Initial diagnosis is mostly based on history and symptoms, signs, and tests and by ruling out other causes of dementia, especially those with metabolic causes. The development of neuropsychological assessment procedures and the use of electroencephalograms (EEGs), computed tomography (CT) scans, and magnetic resonance imaging (MRI) scans are generally necessary in the prediagnostic workup of the disease. Functional brain imaging, such as single photon emission computed tomography (SPECT) or positron emission tomography (PET) scans, are often appropriate in some patients.


Patients with FTD or Pick’s disease will show a progressive decline. Rapidly progressing forms may be fatal in two years; slower forms may take ten. The cause of death is often opportunistic infection or, less commonly, the general failure of total body systems.

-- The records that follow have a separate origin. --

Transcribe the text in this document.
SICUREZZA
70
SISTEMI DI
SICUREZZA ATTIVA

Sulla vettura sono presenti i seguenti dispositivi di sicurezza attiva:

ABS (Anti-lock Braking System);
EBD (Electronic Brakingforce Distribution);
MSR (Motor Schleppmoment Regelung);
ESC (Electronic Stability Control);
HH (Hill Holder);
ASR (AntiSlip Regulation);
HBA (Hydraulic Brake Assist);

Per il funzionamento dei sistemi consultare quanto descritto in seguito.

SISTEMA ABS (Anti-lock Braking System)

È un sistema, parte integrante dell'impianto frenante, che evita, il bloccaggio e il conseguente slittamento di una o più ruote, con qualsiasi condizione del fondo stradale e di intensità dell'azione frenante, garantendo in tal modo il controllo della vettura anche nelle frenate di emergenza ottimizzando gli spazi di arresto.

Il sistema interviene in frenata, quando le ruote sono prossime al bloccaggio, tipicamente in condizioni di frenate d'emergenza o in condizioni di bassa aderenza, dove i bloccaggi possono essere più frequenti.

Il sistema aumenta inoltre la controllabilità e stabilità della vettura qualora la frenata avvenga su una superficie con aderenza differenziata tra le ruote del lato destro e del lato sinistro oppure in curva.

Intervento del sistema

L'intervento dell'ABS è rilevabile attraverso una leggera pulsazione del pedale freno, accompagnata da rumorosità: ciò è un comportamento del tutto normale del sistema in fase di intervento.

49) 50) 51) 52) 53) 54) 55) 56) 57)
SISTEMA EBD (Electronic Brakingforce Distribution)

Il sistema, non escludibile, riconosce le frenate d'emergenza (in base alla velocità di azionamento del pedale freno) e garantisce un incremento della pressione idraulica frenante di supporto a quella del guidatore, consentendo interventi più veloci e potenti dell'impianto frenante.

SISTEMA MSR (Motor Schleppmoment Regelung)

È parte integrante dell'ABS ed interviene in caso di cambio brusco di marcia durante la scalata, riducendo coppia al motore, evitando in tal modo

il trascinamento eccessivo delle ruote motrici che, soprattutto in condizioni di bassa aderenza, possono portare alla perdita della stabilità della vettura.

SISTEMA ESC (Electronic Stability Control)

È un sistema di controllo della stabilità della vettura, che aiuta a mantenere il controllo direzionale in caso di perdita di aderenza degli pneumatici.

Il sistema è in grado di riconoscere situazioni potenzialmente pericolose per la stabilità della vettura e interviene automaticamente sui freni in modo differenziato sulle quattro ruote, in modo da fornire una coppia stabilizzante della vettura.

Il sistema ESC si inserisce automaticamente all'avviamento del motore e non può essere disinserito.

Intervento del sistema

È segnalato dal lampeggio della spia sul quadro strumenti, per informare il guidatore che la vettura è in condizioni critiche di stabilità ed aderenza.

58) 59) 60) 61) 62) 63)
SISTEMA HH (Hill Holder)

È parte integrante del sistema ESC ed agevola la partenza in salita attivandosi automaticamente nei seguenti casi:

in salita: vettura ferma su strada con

Recent identification of pathogenic mutations in Alzheimer’s disease and frontotemporal dementia has improved understanding of these dementias and is guiding the investigations that use animal and tissue culture models. Eventually, it is hoped that this research will result in developing medications that can treat, stop, and reverse these diseases.




Bibliography:


Carson-DeWitt, Rosalyn, and Rimas Lukas. "Dementia." Health Library, Sept. 27, 2012.



Frederick, Justin, “Pick Disease: A Brief Overview.” Archives of Pathology and Laboratory Medicine 130 (July, 2006): 1063–1066.



"Frontotemporal Disorders: Information for Patients, Families, and Caregivers." National Institute on Aging, Mar. 13, 2013



Kertesz, Andrew, and David G. Munoz, “Frontotemporal Dementia.” Medical Clinics of North America 86 (2002): 501–518.



Jasmin, Luc, and David Zieve. "Pick's Disease." MedlinePlus, Feb. 16, 2012.



"NINDS Frontotemporal Dementia Information Page." National Institute of Neurological Disorders and Stroke, Mar. 20, 2013.



“Non-Alzheimer’s Forms of Dementia.” In The Mayo Clinic Guide to Alzheimer’s Disease: The Essential Resource for Treatment, Coping, and Caregiving. Rochester, Minn.: Mayo Clinic, 2005.